The original plants had small dark roots like underdeveloped carrots. These then developed into ruby coloured parsnip shaped roots – probably by targeted selection and growing. It is from these varieties that the deep ruby coloured globes we now associate with beetroot evolved. Since then we have selected a range of colour forms and even some odd shapes. There are several selections of deep red from around the world and the second most popular form is the deep golden coloured bulb. There are several cultivars of which the most common one is Burpees Golden. The candy striped (pink and red rings) is also appearing in garden centres and even the odd green grocer. This variety is an Italian selection called Chioggia. Some of the rare forms that are popping up now include two white forms called Snowwhite and Snowball and long forms like Cheltenham Mono and the French selection, Crapaudine.
There is some debate on when the beetroot first hit western diets. It would appear that this occurred with Roman settlements in the first century AD. They were collectors and breeders of many early plants. Again, like so many plants they were used as much for their medicinal properties as their culinary flavours. It can be hard to trace back this far as the Roman cooks didn’t have a library of cookery books in the early kitchens. So it is a matter or reading through some of the ancient texts to find when they were first described as food items. It is known that around 1000AD beetroot was a popular food item in both Asia, Central Europe and due to its preference for cooler growing conditions, Scandinavia and northern Europe. During the 15th to 17th century beetroot moved into the mainstream diet of most European countries and was being recognised as a sweet and healthy root vegetable.
During the 18th, 19th and 20th centuries beetroot have moved across the world and more and more recipes are being developed using this most colourful and tasty vegetable. The leaves are regularly used in salads, stirfries and even steamed as a vegetable in their own right. Over the last ten years they have even become one of the more trendy varieties. Where as we used to have baked beetroot, boiled baby beets and sliced pickled beetroot we now have grated beet root with mango and feta, betroot and goat’s cheese tart and even a beetroot and chocolate brownie. Beetroot soup is appearing on many menus, from the traditional Ukrainian Borscht to the spicy Beetroot, coconut, ginger and chilli soup. Again, just imagine and do, but do not make beetroot soup from canned beetroot – it is just hot red vinegar.
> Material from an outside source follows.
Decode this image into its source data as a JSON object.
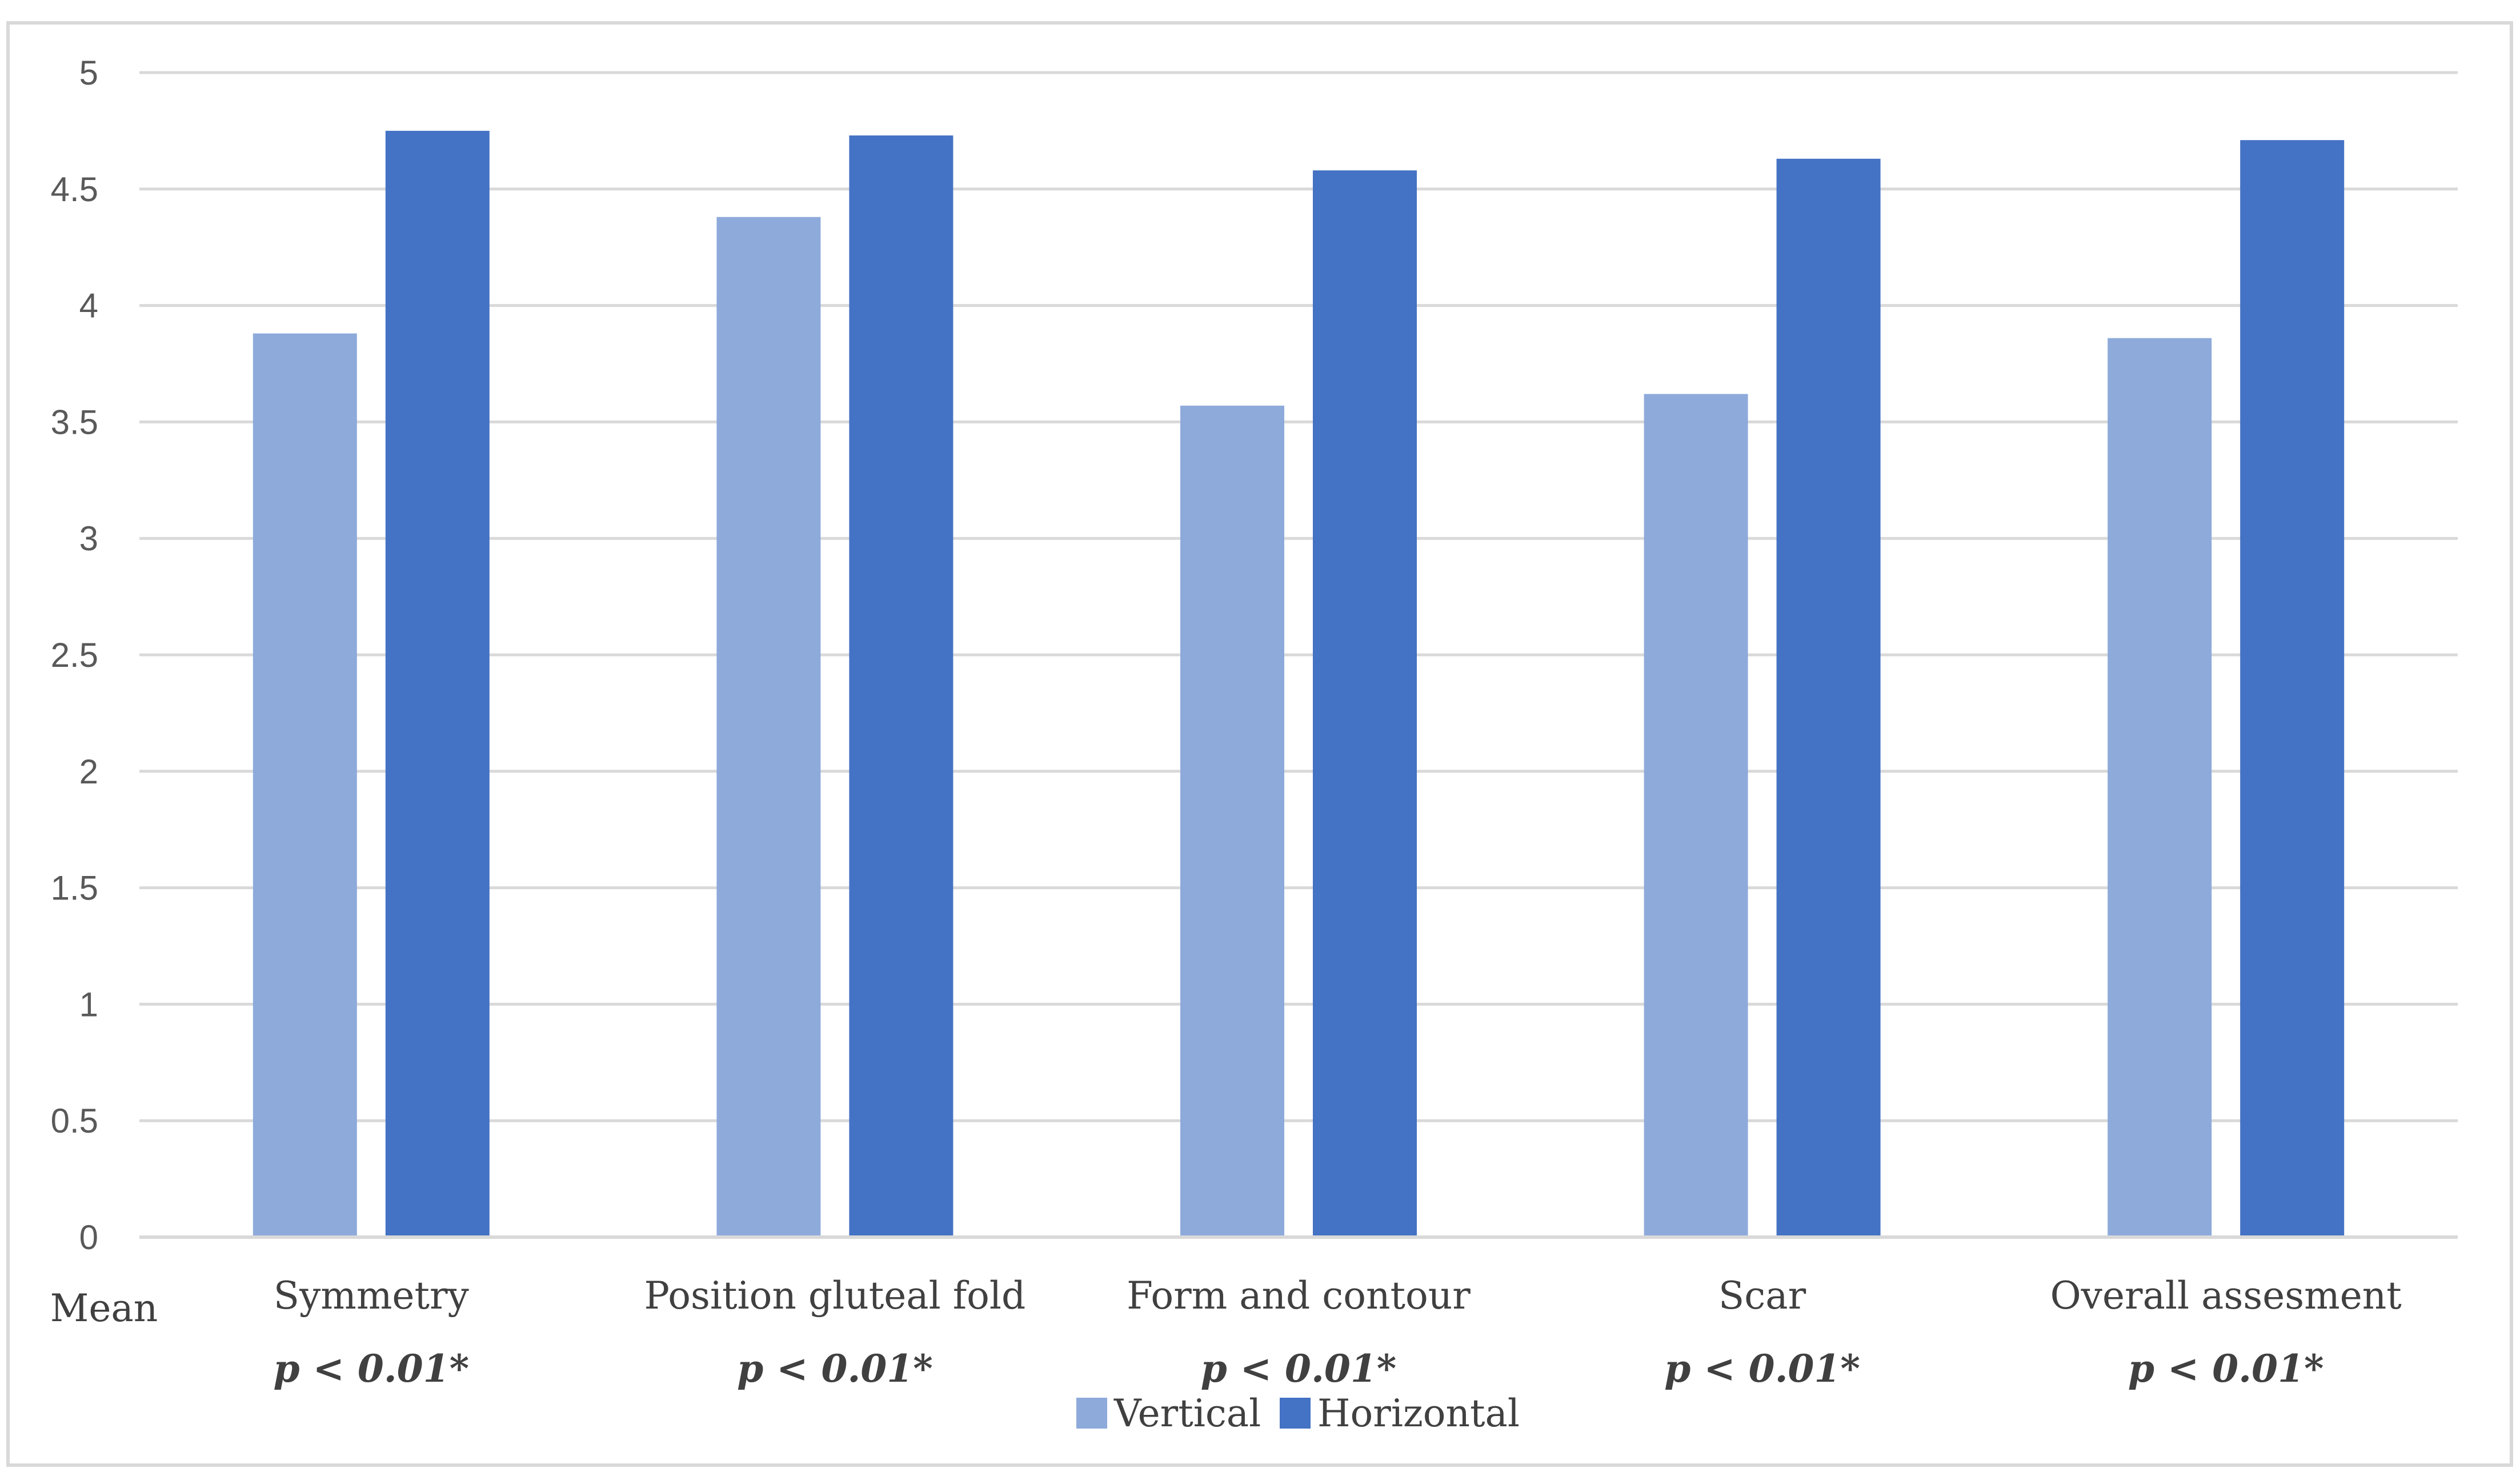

Finally beetroot is a really healthy vegetable with masses of antioxidants to help keep the body radical free. It is low in energy with around 130 kilojoules per 100gm of plain cooked beetroot. The leaves are very high in vitamins A and C plus good levels of Iron and Calcium. The root is high in the amino acid, glutamine which is essential for an healthy intestine, high in nitrates which improve blood flow, rich in boron and folic acids.
They are very easy to grow responding well to cool weather and part to full sun. They prefer a good rich soil that is not too high in nitrogen. They need to be kept moist but not wet and should be harvested about 7 weeks. The shoulder of the beet will appear at the top of the soil and should be harvested at the desired size, either small and sweet or slightly larger. What more can you want in a vegetable, great flavour, really good health benefits and able to grow in almost any home garden.